Do I need to worry about California Prop 65 warnings?

If you’re purchasing cosmetic grade ingredients from reputable suppliers, no, you do not need to worry about Prop 65 warnings.

You might’ve seen warnings like this when shopping for ingredients:

“This product may contain trace levels of chemicals known to the state of California to cause cancer, birth defects, or other reproductive harm: … ”

Prop 65 warnings call out the potential for certain ingredients/compound to be present, regardless of concentration, dosage, risk, and actual presence of the compound. This makes those warnings sound a lot more scary than they are.

From Prop 65: Disneyland Is Bad for Your Health?:

Prop 65’s dire and dramatic warning on coffee, for example, is based on the ubiquitous presence of acrylamide, found in almost everything cooked at high temperatures. No study has ever determined coffee to be carcinogenic to humans. In fact, a 2018 statement from FDA Commissioner Dr. Scott Gottlieb stated clearly: “Although acrylamide at high doses has been linked to cancer in animals, and coffee contains acrylamide, current science indicates that consuming coffee poses no significant risk of cancer.”

From The New York Times:

The Prop 65 label is like a noisy alarm that rings equally loudly about smaller amounts of low-risk substances and huge amounts of potentially harmful chemicals. The labels don’t say how much of the chemical is present, or how much it would really take to make a person sick. You could get the same alarming label on potato chips (acrylamide), chemotherapy (uracil mustard), lumber (wood dust), or toxic runoff (arsenic). It’s obviously helpful to be alerted to the presence of potentially harmful chemicals. But not all doses of these different chemicals mean the same thing.

Imagine if a warning label accompanied every risk you took on a regular basis, from driving on the freeway to baking gel nail polish under UV light. Fear is powerful, but it should be commensurate with the danger, and the Prop 65 label tends to equalize risk in a way that actually might actively harm people’s ability to judge danger.

TKB Trading has a great FAQ on Prop 65 warnings that you can read here.

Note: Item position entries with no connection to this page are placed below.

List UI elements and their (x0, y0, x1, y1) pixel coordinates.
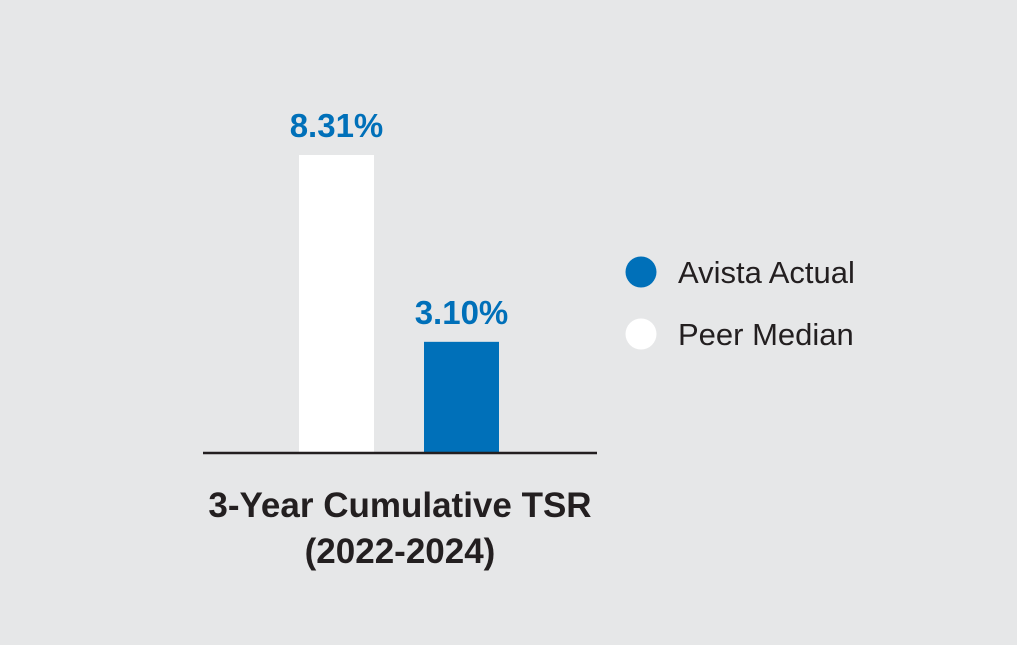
legend-label-peer-median: Peer Median (678, 317, 854, 352)
chart-title: 3-Year Cumulative TSR (208, 486, 591, 525)
data-label-peer-median: 8.31% (290, 107, 384, 144)
legend-swatch-avista-actual (625, 256, 657, 288)
legend-label-avista-actual: Avista Actual (678, 255, 855, 290)
data-labels-group: 8.31% 3.10% (290, 107, 509, 331)
bars-group (299, 155, 499, 453)
legend: Avista Actual Peer Median (625, 255, 855, 352)
chart-subtitle: (2022-2024) (305, 532, 496, 571)
legend-swatch-peer-median (625, 318, 657, 350)
bar-peer-median (299, 155, 374, 453)
bar-avista-actual (424, 341, 499, 453)
data-label-avista-actual: 3.10% (415, 294, 509, 331)
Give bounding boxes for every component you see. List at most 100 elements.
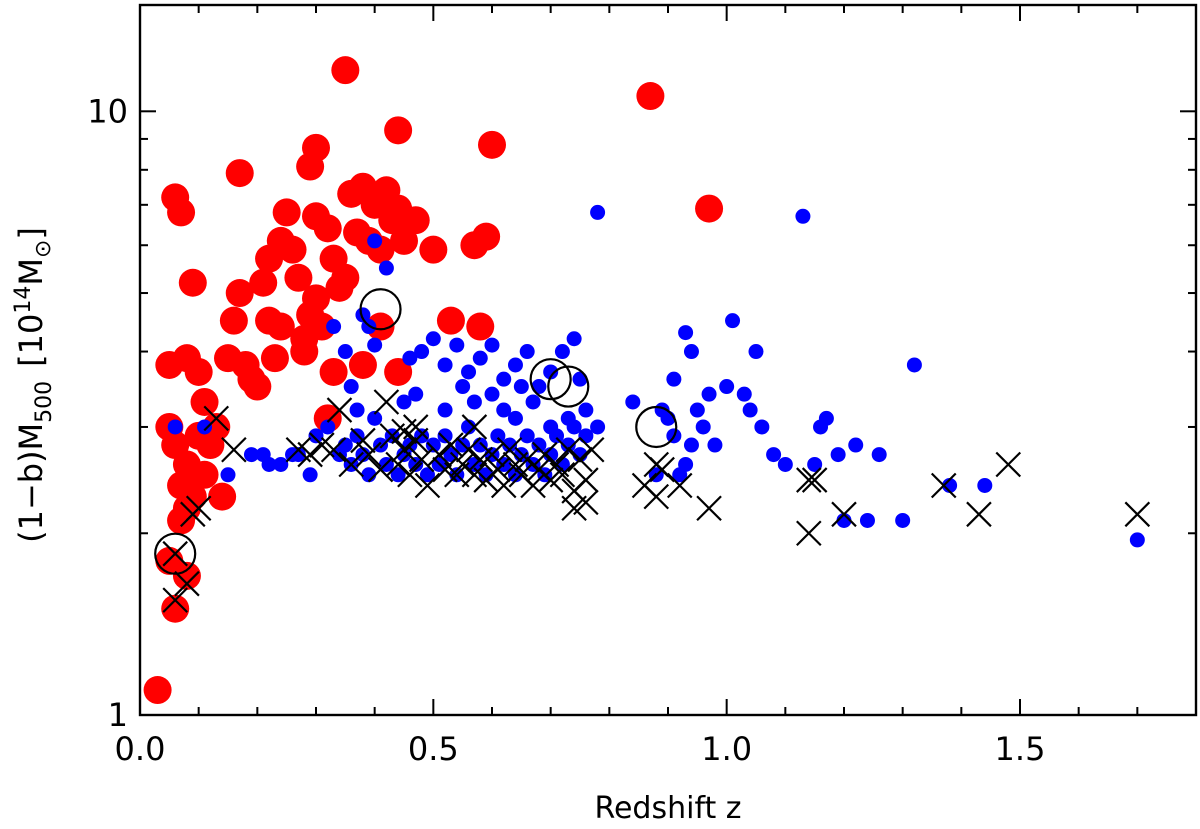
- blue-cluster-point: [707, 437, 723, 453]
- blue-cluster-point: [848, 437, 864, 453]
- blue-cluster-point: [531, 437, 547, 453]
- blue-cluster-point: [402, 350, 418, 366]
- cross-marker: [162, 540, 188, 567]
- blue-cluster-point: [455, 379, 471, 395]
- red-cluster-point: [219, 306, 248, 335]
- blue-cluster-point: [818, 410, 834, 426]
- blue-cluster-point: [419, 467, 435, 483]
- blue-cluster-point: [807, 456, 823, 472]
- cross-marker: [573, 489, 599, 516]
- red-cluster-point: [208, 482, 237, 511]
- blue-cluster-point: [560, 410, 576, 426]
- blue-cluster-point: [461, 419, 477, 435]
- blue-cluster-point: [507, 410, 523, 426]
- blue-cluster-point: [701, 386, 717, 402]
- blue-cluster-point: [167, 419, 183, 435]
- blue-cluster-point: [337, 437, 353, 453]
- blue-cluster-point: [373, 437, 389, 453]
- blue-cluster-point: [543, 419, 559, 435]
- blue-cluster-point: [197, 419, 213, 435]
- red-cluster-point: [302, 284, 330, 313]
- red-cluster-point: [636, 82, 665, 111]
- y-label-unit-sub: ⊙: [31, 240, 56, 258]
- blue-cluster-point: [859, 512, 875, 528]
- cross-marker: [162, 587, 188, 613]
- blue-cluster-point: [590, 419, 606, 435]
- blue-cluster-point: [449, 337, 465, 353]
- blue-cluster-point: [378, 260, 394, 276]
- blue-cluster-point: [349, 402, 365, 418]
- open-circle-marker: [547, 365, 590, 408]
- red-cluster-point: [331, 263, 360, 292]
- red-cluster-point: [466, 312, 495, 341]
- red-cluster-point: [143, 676, 172, 705]
- blue-cluster-point: [543, 447, 559, 463]
- cross-marker: [643, 483, 670, 510]
- cross-marker: [185, 495, 212, 522]
- blue-cluster-point: [695, 419, 711, 435]
- red-cluster-point: [260, 344, 289, 373]
- blue-cluster-point: [578, 402, 594, 418]
- plot-frame: [138, 3, 1198, 717]
- cross-marker: [221, 436, 247, 463]
- blue-cluster-point: [484, 337, 500, 353]
- blue-cluster-point: [302, 467, 318, 483]
- cross-marker: [966, 501, 992, 528]
- cross-marker: [356, 441, 382, 468]
- cross-marker: [455, 436, 482, 463]
- blue-cluster-point: [725, 313, 741, 329]
- red-cluster-point: [366, 312, 395, 341]
- cross-marker: [408, 446, 435, 473]
- open-circle-marker: [529, 358, 572, 401]
- red-cluster-point: [319, 357, 348, 386]
- blue-cluster-point: [683, 437, 699, 453]
- blue-cluster-point: [830, 447, 846, 463]
- cross-marker: [649, 456, 675, 483]
- red-cluster-point: [202, 412, 231, 441]
- red-cluster-point: [478, 130, 506, 159]
- blue-cluster-point: [355, 447, 371, 463]
- red-cluster-point: [225, 159, 254, 188]
- cross-marker: [174, 570, 200, 597]
- cross-marker: [479, 441, 505, 468]
- red-cluster-point: [348, 350, 377, 379]
- red-cluster-point: [278, 235, 307, 264]
- cross-marker: [549, 461, 576, 488]
- red-cluster-point: [284, 263, 313, 292]
- blue-cluster-point: [425, 437, 441, 453]
- cross-marker: [831, 501, 857, 528]
- blue-cluster-point: [396, 394, 412, 410]
- cross-marker: [414, 472, 441, 499]
- blue-cluster-point: [220, 467, 236, 483]
- cross-marker: [995, 451, 1022, 478]
- cross-marker: [573, 467, 599, 493]
- tick-labels: 0.0 0.5 1.0 1.5 1 10: [87, 92, 1045, 768]
- y-tick-label: 10: [87, 92, 128, 130]
- cross-marker: [561, 495, 587, 522]
- cross-marker: [532, 441, 558, 468]
- blue-cluster-point: [795, 208, 811, 224]
- blue-cluster-point: [355, 307, 371, 323]
- cross-marker: [350, 427, 376, 454]
- red-cluster-point: [249, 268, 278, 297]
- cross-marker: [696, 495, 722, 522]
- blue-cluster-point: [367, 233, 383, 249]
- red-cluster-point: [384, 357, 413, 386]
- blue-cluster-point: [560, 437, 576, 453]
- blue-cluster-point: [666, 371, 682, 387]
- blue-cluster-point: [748, 344, 764, 360]
- red-cluster-point: [436, 306, 465, 335]
- blue-cluster-point: [466, 394, 482, 410]
- red-cluster-point: [331, 56, 360, 85]
- blue-cluster-point: [590, 204, 606, 220]
- blue-cluster-point: [343, 379, 359, 395]
- cross-marker: [930, 472, 957, 499]
- y-tick-label: 1: [108, 696, 128, 734]
- red-cluster-point: [266, 312, 295, 341]
- blue-cluster-point: [678, 325, 694, 341]
- cross-marker: [461, 414, 488, 440]
- x-tick-label: 0.5: [408, 730, 459, 768]
- blue-cluster-point: [777, 456, 793, 472]
- x-tick-label: 1.5: [995, 730, 1046, 768]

If you’re worried about a chemical that is called out in a warning, I recommend starting your research at What is the safe level? Then compare that with the data sheet for the ingredient; it will almost certainly comply (I’ve never found one that doesn’t). After that, consider the concentration that you’re likely to use that ingredient at.

For example: The concern usually brought up in regard PEGs is the potential contamination with 1,4-dioxane. 1,4-dioxane is NOT an ingredient in PEGs. Think of it a bit like M. bovis (a bacterial species of the M. tuberculosis complex); this is not an ingredient in milk, it’s a potential contaminant, and steps are taken to reduce that contaminant, which is why we generally do not worry about contracting tuberculosis from milk anymore.

1,4-dioxane a well-known potential contaminant, and the industry works hard to reduce that contamination as much as possible. The European Commission Scientific Committee on Consumer Safety concluded “1,4-dioxane amounts in cosmetic products are considered safe for consumers at trace levels of ≤10 ppm”. By checking the data sheet, you can see that the Glyceryl Stearate (and) PEG-100 Stearate sold by Lotion Crafter is declared to comply with this—and on top of that, you wouldn’t be applying that ingredient directly to the skin, so anything you’d actually encounter would be even less concentrated.